A Denver ICE official said it's expected that investigators will scour the FBI database to see if anyone else accessed it for the Beauprez campaign.

"They're going to start looking to see, 'OK, who else might be involved in this, and is Cory the only one?' That's just a logical step that they're going to take," said the ICE agent, who asked to remain anonymous because speaking out could cost him his job.

"If it looks like it's just him, then they're not going to go any further."

The fellow ICE agent defended Voorhis as "an absolutely great agent" who grew frustrated at what he saw as Ritter's office helping serious drug offenders avoid deportation by reducing their charges.

"Cory took an oath to protect the American people," said the agent. "I think it just got to the point with him when he heard Ritter was running for governor that he said: 'Enough is enough. Here is a guy (Ritter) who did not care about the public enough to work these cases and help us get convictions.'
"Then he went to a congressman (Beauprez) and told the congressman, 'Look, this is wrong,' " the agent said.

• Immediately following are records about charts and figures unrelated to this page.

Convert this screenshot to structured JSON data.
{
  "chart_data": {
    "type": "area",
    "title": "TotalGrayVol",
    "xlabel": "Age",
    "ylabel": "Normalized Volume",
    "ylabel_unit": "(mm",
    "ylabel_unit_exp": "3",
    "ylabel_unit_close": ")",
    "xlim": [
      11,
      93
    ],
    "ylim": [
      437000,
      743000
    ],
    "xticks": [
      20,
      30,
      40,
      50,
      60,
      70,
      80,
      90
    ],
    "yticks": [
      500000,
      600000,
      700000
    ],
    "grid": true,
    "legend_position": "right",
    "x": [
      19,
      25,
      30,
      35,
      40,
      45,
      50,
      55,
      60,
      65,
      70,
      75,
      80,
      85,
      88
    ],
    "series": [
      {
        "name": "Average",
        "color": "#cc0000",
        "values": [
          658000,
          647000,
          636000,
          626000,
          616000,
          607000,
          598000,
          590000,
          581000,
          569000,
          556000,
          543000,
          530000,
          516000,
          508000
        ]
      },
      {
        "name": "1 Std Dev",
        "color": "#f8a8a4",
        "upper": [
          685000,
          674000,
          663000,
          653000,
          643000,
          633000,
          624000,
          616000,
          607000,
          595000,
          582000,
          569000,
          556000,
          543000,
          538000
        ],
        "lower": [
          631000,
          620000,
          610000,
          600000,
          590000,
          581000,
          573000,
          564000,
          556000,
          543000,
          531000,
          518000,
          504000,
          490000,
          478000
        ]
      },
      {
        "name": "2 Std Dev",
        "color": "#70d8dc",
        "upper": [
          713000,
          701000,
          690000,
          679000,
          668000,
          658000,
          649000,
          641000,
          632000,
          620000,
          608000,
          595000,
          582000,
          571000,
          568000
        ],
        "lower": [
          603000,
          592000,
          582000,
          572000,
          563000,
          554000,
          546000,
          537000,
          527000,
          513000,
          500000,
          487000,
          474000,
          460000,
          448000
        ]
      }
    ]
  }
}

Ritter has held large leads over Beauprez in recent polls, and Beauprez has been hammering the former prosecutor for weeks over dozens of plea bargains his office negotiated with legal and illegal immigrants.

Beauprez has claimed those cases reveal a pattern of "recklessness" on the part of Ritter.

However, an investigation by the Rocky Mountain News this month revealed that Ritter's plea bargain record was similar to that of other district attorneys in Colorado. Several other DAs along the Front Range also accepted the 'agricultural trespass' plea that Ritter has been criticized for negotiating.



Man in anti-Ritter ad had 2 other plea deals
Medina was to have been deported in '98.
By Fernando Quintero, Rocky Mountain News
October 21, 2006
The man featured in an ad attacking Democrat Bill Ritter had received plea bargains in at least two other states and slipped through the immigration net.
The ad criticizes Ritter, former Denver District Attorney, for a plea bargain in the case of Carlos Estrada-Medina, an illegal immigrant from Honduras arrested in 2001 on a heroin charge. The ad says the man, who went by an alias, eventually was granted probation. He was later arrested on charges of lewd conduct with a child in San Francisco.

Estrada-Medina, who has used a number of aliases, had been arrested in Multnomah County, Oregon, in 1998 on suspicion of delivery and manufacture of a controlled substance. Under a plea bargain, he received three months of probation, court records show. Immigration officials placed a hold on him so that he could be deported.

Records show that Estrada-Medina was to have been deported Nov. 11, 1998. But in August 2001, Multnomah County officials received a call from immigration authorities, saying he had not been removed from the country. It could not be determined why he remained in the U.S.

Estrada-Medina, who went by the name "Walter Noel Ramo" in the Denver case, was identified as "Eugene Alfredo Estrada- Acosta" when he was arrested in San Francisco in 2003 on suspicion of lewd conduct with a child, a weapons violation, child molestation and sexual battery on a medically institutionalized person.

He ultimately pleaded guilty to misdemeanor battery, said San Francisco district attorney spokeswoman Debbie Mesloh.